Professional degree

From Wikipedia, the free encyclopedia

A professional degree is an academic degree designed to prepare the holder for a particular career or profession, fields where scholarly research and academic activity are not the work, but rather a profession such as law, medicine, engineering, religious ministry, or education. Professional degrees may be awarded as graduate or undergraduate degrees. At the graduate level, they are typically awarded as either a professional master's degree or a professional doctorate degree.

Most professions offer more than one level of professional degree; the first degree which qualifies the holder for work in the profession is titled the first professional degree.

See also First Professional degree

In the United States and Canada, professional degrees refer to academic degrees that are specific to a particular vocation or profession. Audiology (AuD), public policy school (MPA or MPP), law school (JD or LLB), medical school (MD or DO), chiropractic medicine (DC), engineering school (BS. or BAS. in Engineering, BEng., MEng., and DEng.), dental school (DDS or DMD), veterinary school (DVM or VMD), business school (MBA or MAcy), physical therapy school (DPT), pharmacy school (BSc. in Pharmacy or Pharm.D.), schools of social work (MSW), art school (MFA), seminary (M.Div.), and architecture school (MArch) are examples of institutions where professional degrees can be earned.

According to the United States Census Bureau, on average, those possessing professional degrees earn more than those in any other category of educational attainment, including those holding academic doctorates.[1]

In Sweden, a professional degree is an academic degree that is regulated under common laws of the Swedish government, examined and awarded by prescribed schools and universities, and intended for those wishing to follow a given profession. The degree gives the undergraduate student a license, chartered or special competence, which is often needed—sometimes legally required—to practice as a medical doctor, nurse, teacher, engineer or accountant.

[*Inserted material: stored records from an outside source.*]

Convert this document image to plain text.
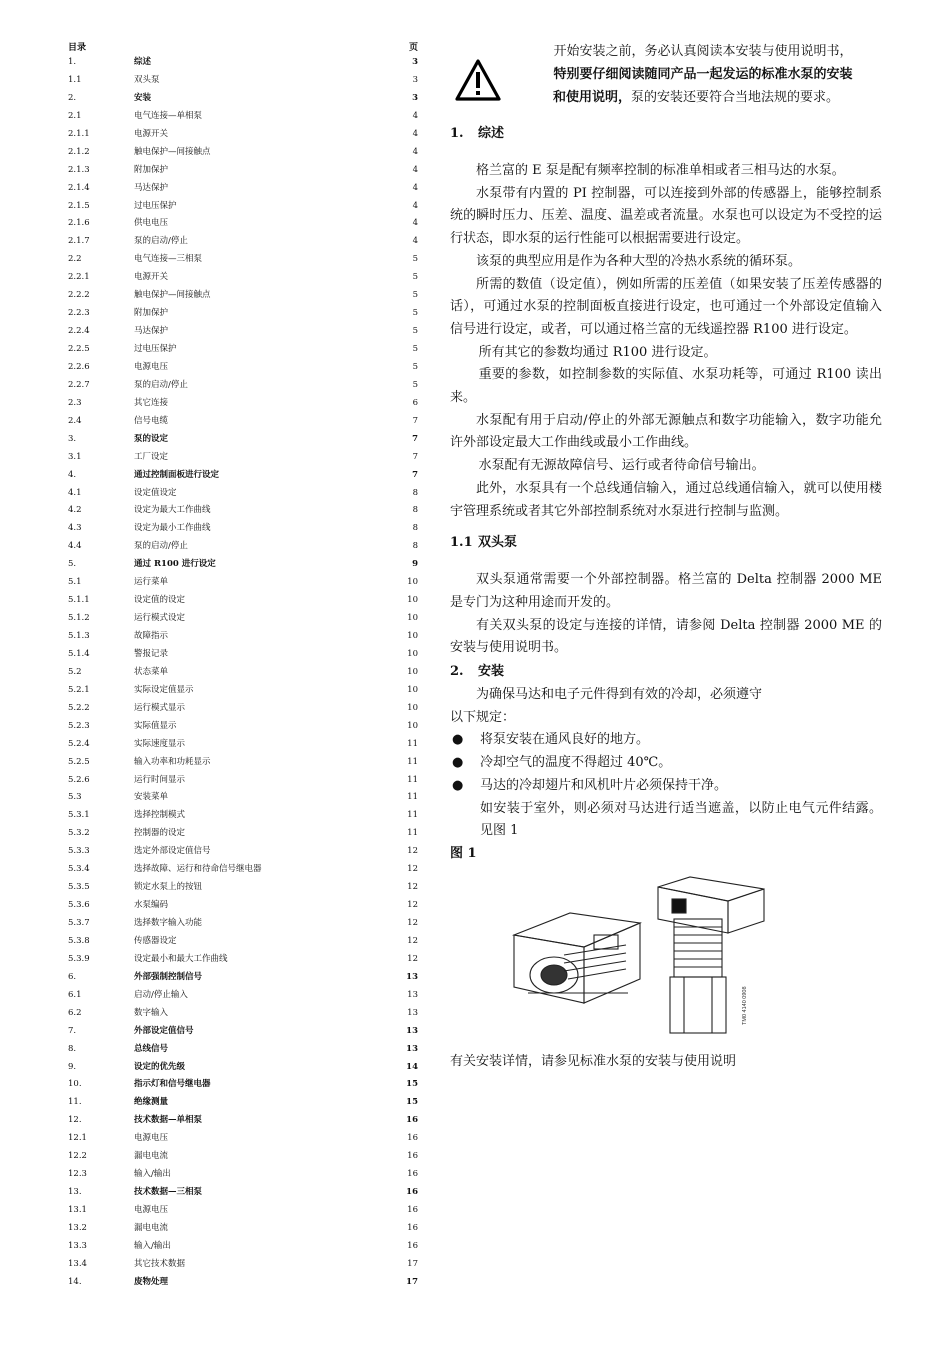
目录	页
1.	综述	3
1.1	双头泵	3
2.	安装	3
2.1	电气连接—单相泵	4
2.1.1	电源开关	4
2.1.2	触电保护—间接触点	4
2.1.3	附加保护	4
2.1.4	马达保护	4
2.1.5	过电压保护	4
2.1.6	供电电压	4
2.1.7	泵的启动/停止	4
2.2	电气连接—三相泵	5
2.2.1	电源开关	5
2.2.2	触电保护—间接触点	5
2.2.3	附加保护	5
2.2.4	马达保护	5
2.2.5	过电压保护	5
2.2.6	电源电压	5
2.2.7	泵的启动/停止	5
2.3	其它连接	6
2.4	信号电缆	7
3.	泵的设定	7
3.1	工厂设定	7
4.	通过控制面板进行设定	7
4.1	设定值设定	8
4.2	设定为最大工作曲线	8
4.3	设定为最小工作曲线	8
4.4	泵的启动/停止	8
5.	通过 R100 进行设定	9
5.1	运行菜单	10
5.1.1	设定值的设定	10
5.1.2	运行模式设定	10
5.1.3	故障指示	10
5.1.4	警报记录	10
5.2	状态菜单	10
5.2.1	实际设定值显示	10
5.2.2	运行模式显示	10
5.2.3	实际值显示	10
5.2.4	实际速度显示	11
5.2.5	输入功率和功耗显示	11
5.2.6	运行时间显示	11
5.3	安装菜单	11
5.3.1	选择控制模式	11
5.3.2	控制器的设定	11
5.3.3	选定外部设定值信号	12
5.3.4	选择故障、运行和待命信号继电器	12
5.3.5	锁定水泵上的按钮	12
5.3.6	水泵编码	12
5.3.7	选择数字输入功能	12
5.3.8	传感器设定	12
5.3.9	设定最小和最大工作曲线	12
6.	外部强制控制信号	13
6.1	启动/停止输入	13
6.2	数字输入	13
7.	外部设定值信号	13
8.	总线信号	13
9.	设定的优先级	14
10.	指示灯和信号继电器	15
11.	绝缘测量	15
12.	技术数据—单相泵	16
12.1	电源电压	16
12.2	漏电电流	16
12.3	输入/输出	16
13.	技术数据—三相泵	16
13.1	电源电压	16
13.2	漏电电流	16
13.3	输入/输出	16
13.4	其它技术数据	17
14.	废物处理	17
开始安装之前，务必认真阅读本安装与使用说明书，
特别要仔细阅读随同产品一起发运的标准水泵的安装
和使用说明，泵的安装还要符合当地法规的要求。
1. 综述

格兰富的 E 泵是配有频率控制的标准单相或者三相马达的水泵。

水泵带有内置的 PI 控制器，可以连接到外部的传感器上，能够控制系统的瞬时压力、压差、温度、温差或者流量。水泵也可以设定为不受控的运行状态，即水泵的运行性能可以根据需要进行设定。

该泵的典型应用是作为各种大型的冷热水系统的循环泵。

所需的数值（设定值），例如所需的压差值（如果安装了压差传感器的话），可通过水泵的控制面板直接进行设定，也可通过一个外部设定值输入信号进行设定，或者，可以通过格兰富的无线遥控器 R100 进行设定。

所有其它的参数均通过 R100 进行设定。

重要的参数，如控制参数的实际值、水泵功耗等，可通过 R100 读出来。

水泵配有用于启动/停止的外部无源触点和数字功能输入，数字功能允许外部设定最大工作曲线或最小工作曲线。

水泵配有无源故障信号、运行或者待命信号输出。

此外，水泵具有一个总线通信输入，通过总线通信输入，就可以使用楼宇管理系统或者其它外部控制系统对水泵进行控制与监测。

1.1 双头泵

双头泵通常需要一个外部控制器。格兰富的 Delta 控制器 2000 ME 是专门为这种用途而开发的。

有关双头泵的设定与连接的详情，请参阅 Delta 控制器 2000 ME 的安装与使用说明书。

2. 安装

为确保马达和电子元件得到有效的冷却，必须遵守

以下规定：

● 将泵安装在通风良好的地方。
● 冷却空气的温度不得超过 40℃。
● 马达的冷却翅片和风机叶片必须保持干净。

如安装于室外，则必须对马达进行适当遮盖，以防止电气元件结露。见图 1

图 1
TM0 4140 0908

有关安装详情，请参见标准水泵的安装与使用说明
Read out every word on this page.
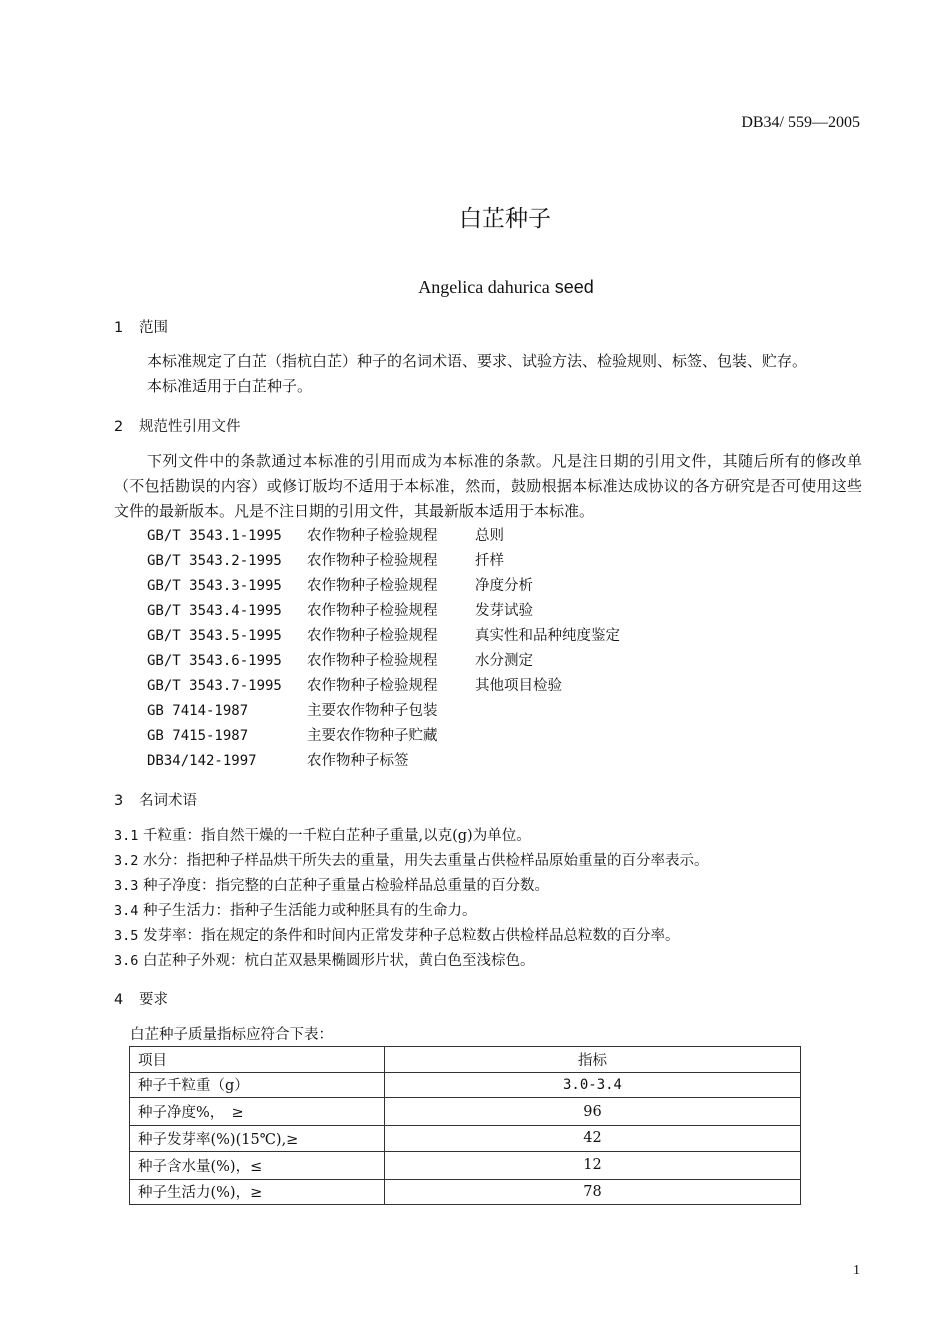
DB34/ 559—2005
白芷种子
Angelica dahurica seed
1 范围
本标准规定了白芷（指杭白芷）种子的名词术语、要求、试验方法、检验规则、标签、包装、贮存。
本标准适用于白芷种子。
2 规范性引用文件
下列文件中的条款通过本标准的引用而成为本标准的条款。凡是注日期的引用文件，其随后所有的修改单（不包括勘误的内容）或修订版均不适用于本标准，然而，鼓励根据本标准达成协议的各方研究是否可使用这些文件的最新版本。凡是不注日期的引用文件，其最新版本适用于本标准。
GB/T 3543.1-1995 农作物种子检验规程	总则
GB/T 3543.2-1995 农作物种子检验规程	扦样
GB/T 3543.3-1995 农作物种子检验规程	净度分析
GB/T 3543.4-1995 农作物种子检验规程	发芽试验
GB/T 3543.5-1995 农作物种子检验规程	真实性和品种纯度鉴定
GB/T 3543.6-1995 农作物种子检验规程	水分测定
GB/T 3543.7-1995 农作物种子检验规程	其他项目检验
GB 7414-1987	主要农作物种子包装
GB 7415-1987	主要农作物种子贮藏
DB34/142-1997	农作物种子标签
3 名词术语
3.1 千粒重：指自然干燥的一千粒白芷种子重量,以克(g)为单位。
3.2 水分：指把种子样品烘干所失去的重量，用失去重量占供检样品原始重量的百分率表示。
3.3 种子净度：指完整的白芷种子重量占检验样品总重量的百分数。
3.4 种子生活力：指种子生活能力或种胚具有的生命力。
3.5 发芽率：指在规定的条件和时间内正常发芽种子总粒数占供检样品总粒数的百分率。
3.6 白芷种子外观：杭白芷双悬果椭圆形片状，黄白色至浅棕色。
4 要求
白芷种子质量指标应符合下表：
项目	指标
种子千粒重（g）	3.0-3.4
种子净度%，　≥	96
种子发芽率(%)(15℃),≥	42
种子含水量(%)，≤	12
种子生活力(%)，≥	78
1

Under certain conditions, such as being involved in a terrible accident that reduces your abilities, criminal acts or making too many mistakes in the given profession, there is a risk of losing one's license for the particular profession, and thereby having no legal rights to practice the given profession anymore.

The professional degree is often similar to Bachelor of Science or Master of Science, depending on the title of the profession and on the years of education which varies between 90-330 ECTS. In Sweden, all education is treated as undergraduate degrees up to the license or doctorate level, which are treated as postgraduate degrees. The 'undergraduate' studies is in the range 4-5.5 years, whilst the graduate studies varies between 2.5-5 years, corresponding to license and doctoral degrees, respectively. This education schemes also applies to the international degrees such as Bachelor's and Master's degrees, i.e. they corresponds to an 'undergraduate' degree, too.

For those with a professional degree, further studies give a special graduate title, such as Licentiate of Philosophy, Licentiate of Science (a degree corresponding to a half completed PhD, i.e. 2 & 1/2 years) or Doctor of Juris, Doctor of Science, etc.. However, in English, some of these are translated to Doctor of Philosophy.

In Sweden, there are also international degrees such as Bachelor of Science or Master of Science, and especially the engineering education program has its goal to transform into those 'international standard degrees' during the next one or two decades (see the article Bologna process), not only in Sweden but in the whole of Europe.